As an intern living close to the museum and working long days with Lila, those months were my most memorable exposure to the dedication, professional inquiry, stimulating curiosity and joyful delight that we probably all experienced when in the presence of Lila. After that initial internship, I kept returning to Vesterheim. I explored the collection, benefiting from Lila’s insight into both flat textiles and the collection of Norwegian-American clothing – which became my area of special interest.
Throughout her years of curatorial work, research, and hands-on textile work, Lila stayed involved and current with questions of Norwegian and Norwegian-American immigrant textiles and dress. Researchers sought her out from local, regional, national, and international perspectives. Throughout about 40 years she continued to inspire my work on research projects – exploring questions posed by the collection at Vesterheim and the greater world. She was always so generous and helpful in suggesting resources, insightfully reading research drafts, and pointing out new avenues of research to further this fascinating field of study. Because of all of her care of the collection and its documentation, her deep understanding and insight has been an inspiration to textile historians and researchers, as well as to her colleagues who are artists and artisans.

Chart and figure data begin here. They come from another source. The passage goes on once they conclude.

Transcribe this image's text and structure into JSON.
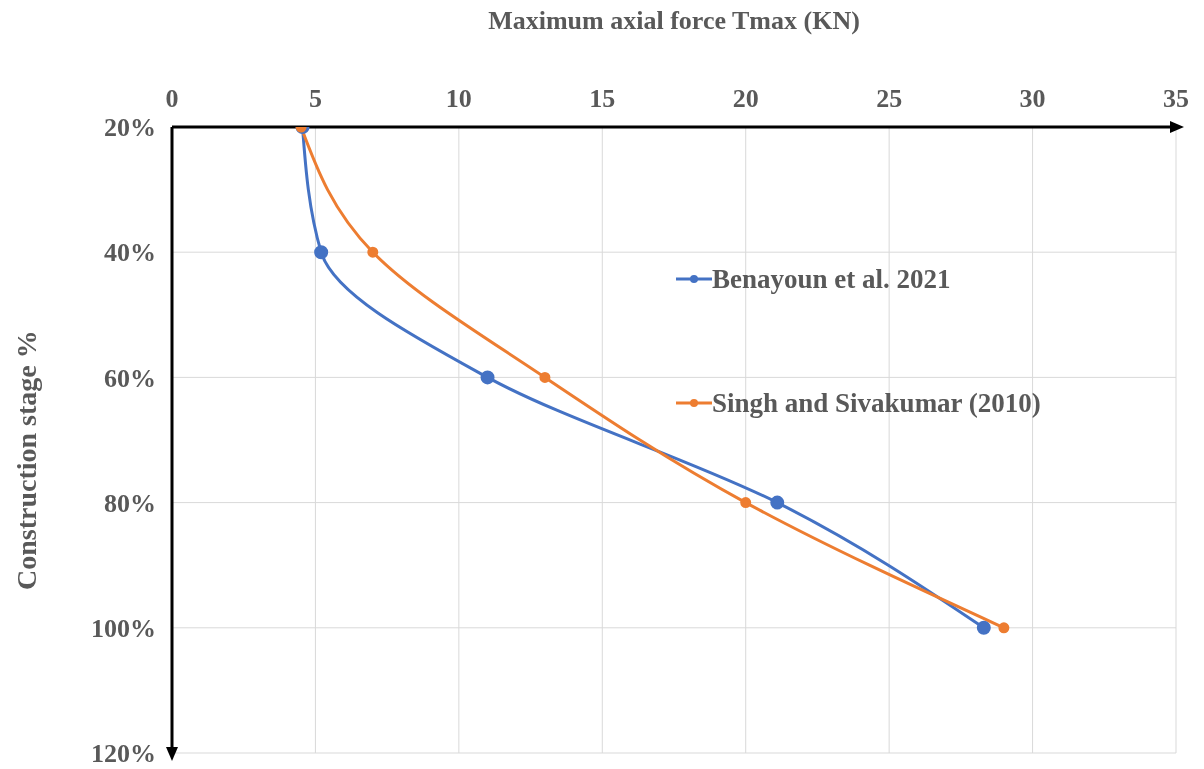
{
  "chart_data": {
    "type": "line",
    "orientation": "horizontal",
    "xlabel": "Maximum axial force Tmax (KN)",
    "ylabel": "Construction stage %",
    "x": [
      20,
      40,
      60,
      80,
      100
    ],
    "series": [
      {
        "name": "Benayoun et al. 2021",
        "color": "#4472c4",
        "values": [
          4.55,
          5.2,
          11.0,
          21.1,
          28.3
        ]
      },
      {
        "name": "Singh and Sivakumar (2010)",
        "color": "#ed7d31",
        "values": [
          4.5,
          7.0,
          13.0,
          20.0,
          29.0
        ]
      }
    ],
    "xlim": [
      0,
      35
    ],
    "xticks": [
      0,
      5,
      10,
      15,
      20,
      25,
      30,
      35
    ],
    "ylim": [
      120,
      20
    ],
    "yticks": [
      {
        "value": 20,
        "label": "20%"
      },
      {
        "value": 40,
        "label": "40%"
      },
      {
        "value": 60,
        "label": "60%"
      },
      {
        "value": 80,
        "label": "80%"
      },
      {
        "value": 100,
        "label": "100%"
      },
      {
        "value": 120,
        "label": "120%"
      }
    ],
    "grid": true,
    "legend": "right",
    "marker": "circle",
    "line_style": "solid"
  }
}
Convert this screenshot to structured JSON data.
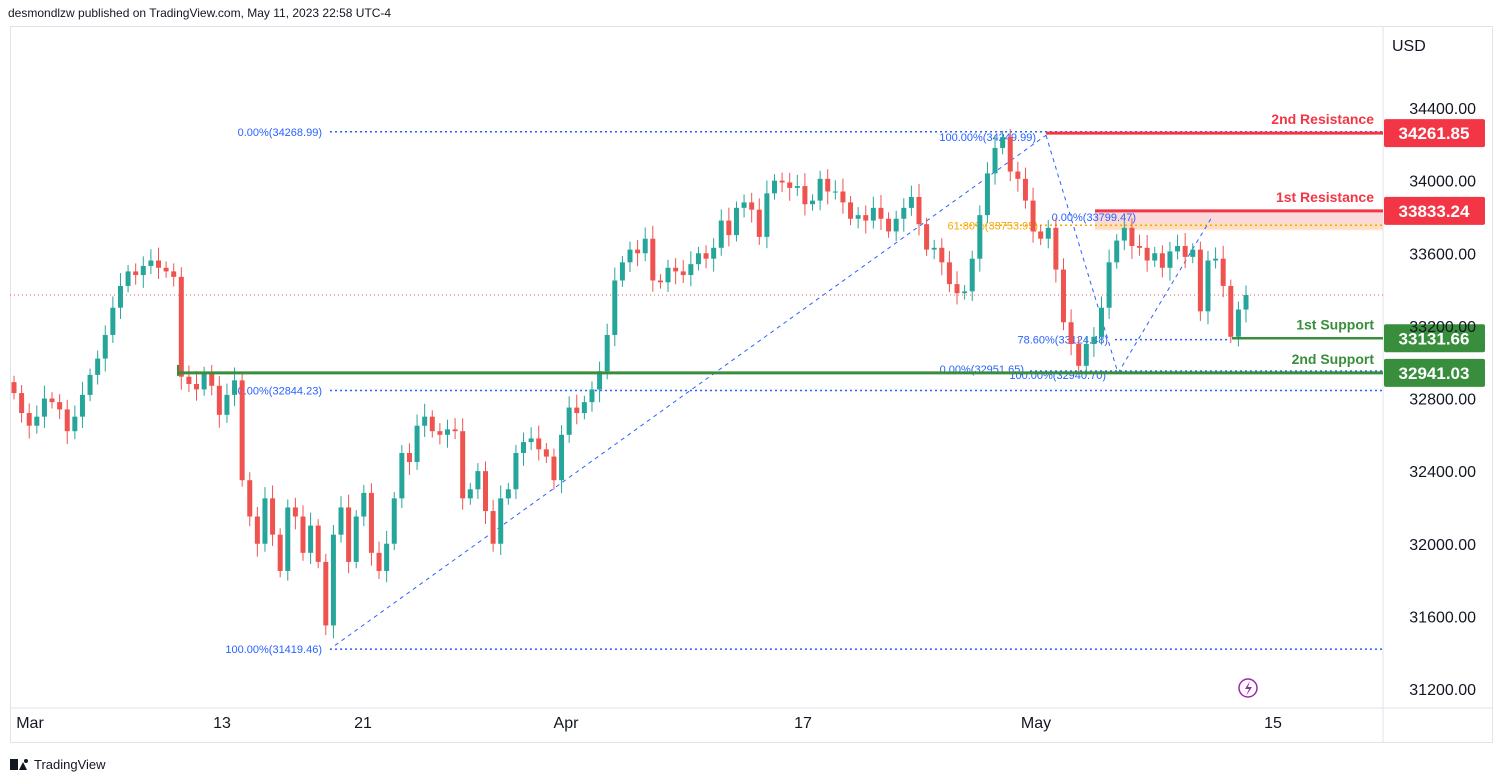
{
  "header": {
    "publisher_text": "desmondlzw published on TradingView.com, May 11, 2023 22:58 UTC-4"
  },
  "footer": {
    "brand": "TradingView"
  },
  "colors": {
    "up": "#26a69a",
    "up_body": "#4caf50",
    "down": "#ef5350",
    "resistance": "#f23645",
    "support": "#388e3c",
    "fib": "#2962ff",
    "fib_orange": "#f7a600",
    "grid": "#e0e3eb",
    "text": "#131722",
    "resistance_zone": "#f9cfd2",
    "orange_zone": "#ffe0b2"
  },
  "chart_data": {
    "type": "candlestick",
    "currency": "USD",
    "y_ticks": [
      "34400.00",
      "34000.00",
      "33600.00",
      "33200.00",
      "32800.00",
      "32400.00",
      "32000.00",
      "31600.00",
      "31200.00"
    ],
    "x_ticks": [
      "Mar",
      "13",
      "21",
      "Apr",
      "17",
      "May",
      "15"
    ],
    "last_price": 33370,
    "levels": [
      {
        "label": "2nd Resistance",
        "value": "34261.85",
        "kind": "resistance"
      },
      {
        "label": "1st Resistance",
        "value": "33833.24",
        "kind": "resistance"
      },
      {
        "label": "1st Support",
        "value": "33131.66",
        "kind": "support"
      },
      {
        "label": "2nd Support",
        "value": "32941.03",
        "kind": "support"
      }
    ],
    "fib_labels": [
      "0.00%(34268.99)",
      "50.00%(32844.23)",
      "100.00%(31419.46)",
      "100.00%(34249.99)",
      "0.00%(33799.47)",
      "61.80%(33753.95)",
      "78.60%(33124.48)",
      "0.00%(32951.65)",
      "100.00%(32940.70)"
    ],
    "closes": [
      32830,
      32720,
      32650,
      32700,
      32800,
      32780,
      32740,
      32620,
      32700,
      32820,
      32930,
      33020,
      33150,
      33300,
      33420,
      33500,
      33480,
      33530,
      33560,
      33520,
      33500,
      33470,
      32920,
      32880,
      32850,
      32940,
      32870,
      32710,
      32820,
      32900,
      32350,
      32150,
      32000,
      32250,
      32050,
      31850,
      32200,
      32150,
      31950,
      32100,
      31900,
      31550,
      32050,
      32200,
      31900,
      32150,
      32280,
      31950,
      31850,
      32000,
      32250,
      32500,
      32450,
      32650,
      32700,
      32620,
      32600,
      32630,
      32620,
      32250,
      32300,
      32400,
      32180,
      32000,
      32250,
      32300,
      32500,
      32560,
      32580,
      32520,
      32480,
      32350,
      32600,
      32750,
      32720,
      32780,
      32850,
      32950,
      33150,
      33450,
      33550,
      33620,
      33600,
      33680,
      33450,
      33440,
      33520,
      33500,
      33480,
      33540,
      33600,
      33570,
      33630,
      33780,
      33700,
      33850,
      33880,
      33840,
      33690,
      33930,
      34000,
      33990,
      33960,
      33970,
      33870,
      33890,
      34010,
      33940,
      33940,
      33880,
      33790,
      33810,
      33780,
      33850,
      33790,
      33720,
      33790,
      33850,
      33910,
      33760,
      33620,
      33630,
      33550,
      33430,
      33380,
      33390,
      33570,
      33810,
      34040,
      34180,
      34240,
      34050,
      34010,
      33890,
      33720,
      33680,
      33740,
      33510,
      33220,
      33100,
      32980,
      33100,
      33140,
      33300,
      33550,
      33670,
      33740,
      33640,
      33630,
      33560,
      33600,
      33520,
      33610,
      33640,
      33580,
      33620,
      33280,
      33560,
      33570,
      33420,
      33140,
      33290,
      33370
    ]
  }
}
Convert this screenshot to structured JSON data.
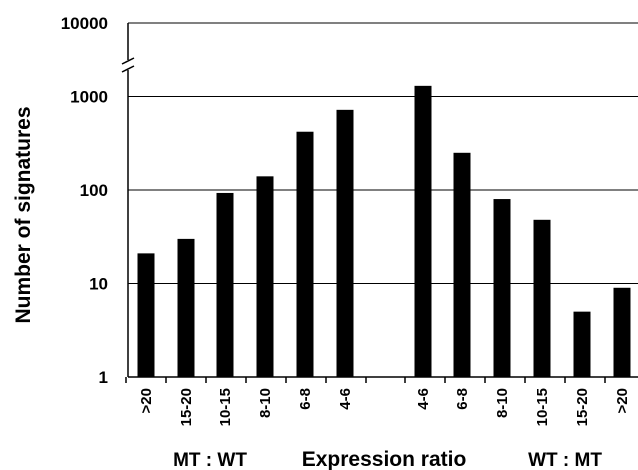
{
  "chart_data": {
    "type": "bar",
    "ylabel": "Number of signatures",
    "xlabel": "Expression ratio",
    "group_labels": [
      "MT : WT",
      "WT : MT"
    ],
    "scale": "log",
    "ylim": [
      1,
      10000
    ],
    "axis_break": true,
    "y_ticks": [
      "1",
      "10",
      "100",
      "1000",
      "10000"
    ],
    "grid": true,
    "colors": {
      "bar": "#000000",
      "axis": "#000000",
      "grid": "#000000"
    },
    "groups": [
      {
        "label": "MT : WT",
        "categories": [
          ">20",
          "15-20",
          "10-15",
          "8-10",
          "6-8",
          "4-6"
        ],
        "values": [
          21,
          30,
          93,
          140,
          420,
          720
        ]
      },
      {
        "label": "WT : MT",
        "categories": [
          "4-6",
          "6-8",
          "8-10",
          "10-15",
          "15-20",
          ">20"
        ],
        "values": [
          1300,
          250,
          80,
          48,
          5,
          9
        ]
      }
    ]
  }
}
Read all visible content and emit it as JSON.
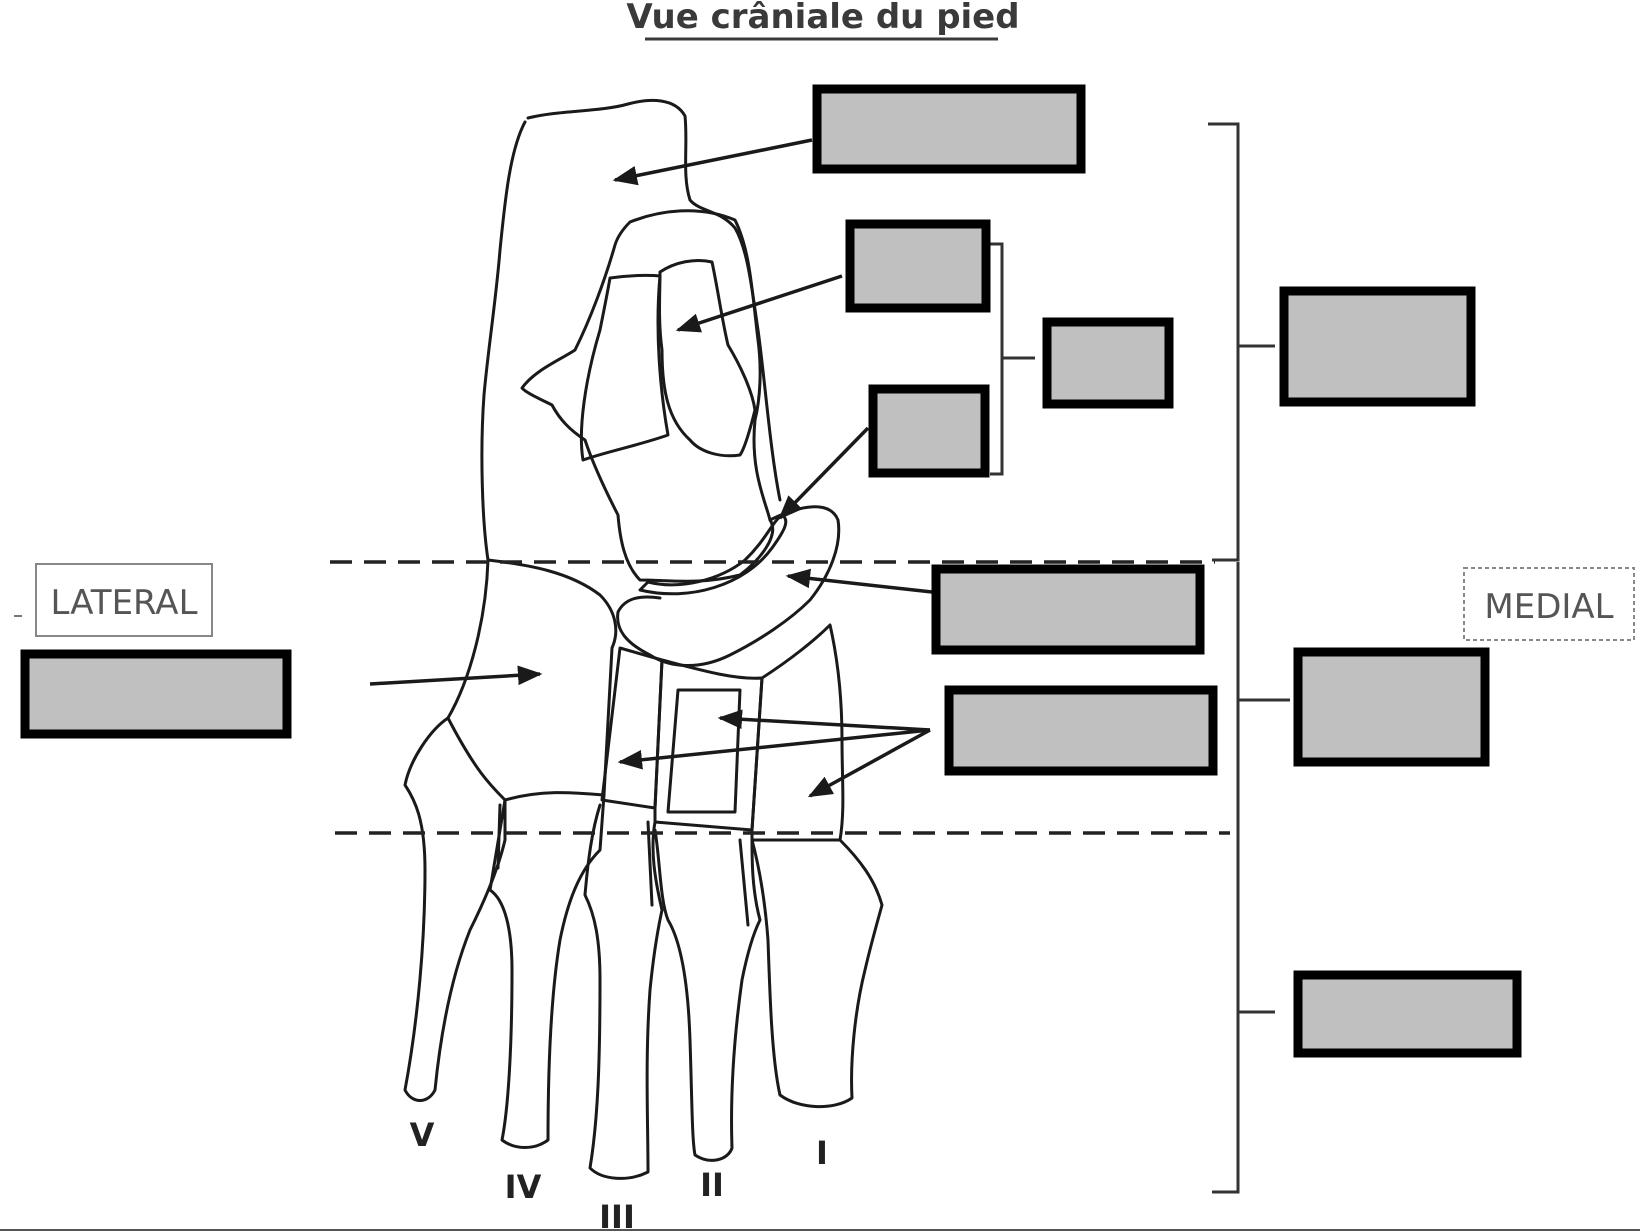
{
  "title": "Vue crâniale du pied",
  "orientation": {
    "lateral": "LATERAL",
    "medial": "MEDIAL"
  },
  "metatarsals": [
    "V",
    "IV",
    "III",
    "II",
    "I"
  ],
  "label_boxes": [
    {
      "id": "box-calcaneus",
      "text": ""
    },
    {
      "id": "box-talus-trochlea",
      "text": ""
    },
    {
      "id": "box-talus-head",
      "text": ""
    },
    {
      "id": "box-talus-group",
      "text": ""
    },
    {
      "id": "box-tarsus",
      "text": ""
    },
    {
      "id": "box-navicular",
      "text": ""
    },
    {
      "id": "box-cuneiforms",
      "text": ""
    },
    {
      "id": "box-cuboid",
      "text": ""
    },
    {
      "id": "box-middle-tarsus",
      "text": ""
    },
    {
      "id": "box-metatarsus",
      "text": ""
    }
  ],
  "colors": {
    "box_fill": "#c0c0c0",
    "box_border": "#000000",
    "shaded_facet": "#b8b8b8"
  }
}
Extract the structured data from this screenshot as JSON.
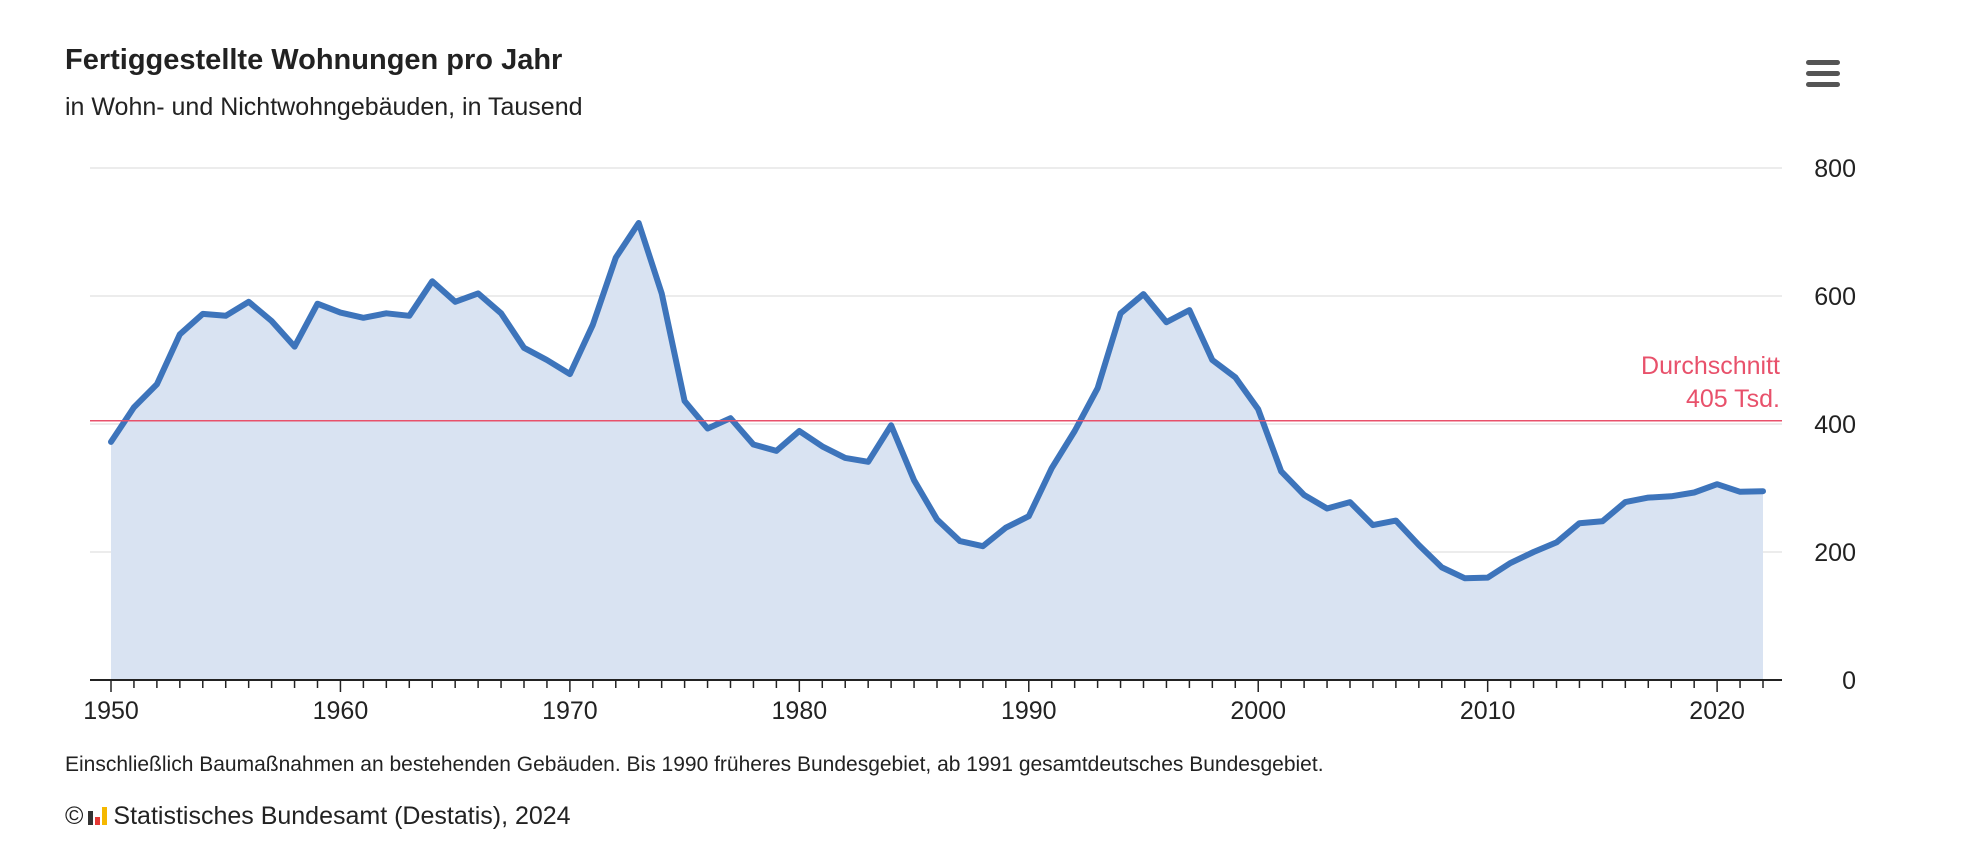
{
  "header": {
    "title": "Fertiggestellte Wohnungen pro Jahr",
    "subtitle": "in Wohn- und Nichtwohngebäuden, in Tausend",
    "menu_icon": "hamburger-menu-icon"
  },
  "footer": {
    "note": "Einschließlich Baumaßnahmen an bestehenden Gebäuden. Bis 1990 früheres Bundesgebiet, ab 1991 gesamtdeutsches Bundesgebiet.",
    "copyright_symbol": "©",
    "credit": "Statistisches Bundesamt (Destatis), 2024",
    "logo_icon": "destatis-logo-icon"
  },
  "colors": {
    "line": "#3d74bb",
    "area": "#d9e3f2",
    "average": "#e8516b",
    "grid": "#d9d9d9",
    "axis": "#222222"
  },
  "chart_data": {
    "type": "area",
    "title": "Fertiggestellte Wohnungen pro Jahr",
    "subtitle": "in Wohn- und Nichtwohngebäuden, in Tausend",
    "xlabel": "",
    "ylabel": "",
    "xlim": [
      1950,
      2022
    ],
    "ylim": [
      0,
      800
    ],
    "x_ticks": [
      1950,
      1960,
      1970,
      1980,
      1990,
      2000,
      2010,
      2020
    ],
    "y_ticks": [
      0,
      200,
      400,
      600,
      800
    ],
    "y_axis_side": "right",
    "grid": true,
    "legend": "none",
    "reference_line": {
      "value": 405,
      "label_line1": "Durchschnitt",
      "label_line2": "405 Tsd."
    },
    "x": [
      1950,
      1951,
      1952,
      1953,
      1954,
      1955,
      1956,
      1957,
      1958,
      1959,
      1960,
      1961,
      1962,
      1963,
      1964,
      1965,
      1966,
      1967,
      1968,
      1969,
      1970,
      1971,
      1972,
      1973,
      1974,
      1975,
      1976,
      1977,
      1978,
      1979,
      1980,
      1981,
      1982,
      1983,
      1984,
      1985,
      1986,
      1987,
      1988,
      1989,
      1990,
      1991,
      1992,
      1993,
      1994,
      1995,
      1996,
      1997,
      1998,
      1999,
      2000,
      2001,
      2002,
      2003,
      2004,
      2005,
      2006,
      2007,
      2008,
      2009,
      2010,
      2011,
      2012,
      2013,
      2014,
      2015,
      2016,
      2017,
      2018,
      2019,
      2020,
      2021,
      2022
    ],
    "series": [
      {
        "values": [
          372,
          426,
          462,
          540,
          572,
          569,
          591,
          561,
          521,
          588,
          574,
          566,
          573,
          569,
          623,
          591,
          604,
          573,
          519,
          500,
          478,
          555,
          660,
          714,
          604,
          436,
          393,
          409,
          368,
          358,
          389,
          365,
          347,
          341,
          398,
          312,
          251,
          217,
          209,
          238,
          256,
          331,
          389,
          456,
          573,
          603,
          559,
          578,
          500,
          473,
          423,
          326,
          289,
          268,
          278,
          242,
          249,
          211,
          176,
          159,
          160,
          183,
          200,
          215,
          245,
          248,
          278,
          285,
          287,
          293,
          306,
          294,
          295
        ]
      }
    ]
  }
}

In the museum Lila’s legacy, handed over to and built upon by Laurann Gilbertson as current textile curator, will continue to be a tremendous resource for generations into the future. It has been the philosophy at the museum to make the collection available for everyone to use for inspiration and to study.
Another great time when Lila became very much a part of my life was the first Vadmel weaving workshop at Vesaas Farm in Telemark. It was 2002 when I had lunch with her at the MIA and told her of this crazy idea of weaving meters of vadmel and making garments in the same two week workshop. She signed on immediately at age 80 and of course it was a joy to have her in our group, along with her roommate that year Janet Meany; sharing the pioneering spirit needed to complete such a daunting task. This was also when Ingebjørg Vaagen really got to know Lila and her many interests, through long discussions of textiles, art and politics in Norway and America.
And finally, my daughter Mae, who recently completed graduate studies in textiles, spent time with Lila on a number of occasions in her life. Mae wrote to remind us that her generation also remembers Lila, and that her work will be there for those in the future who find their way to a strong textile interest.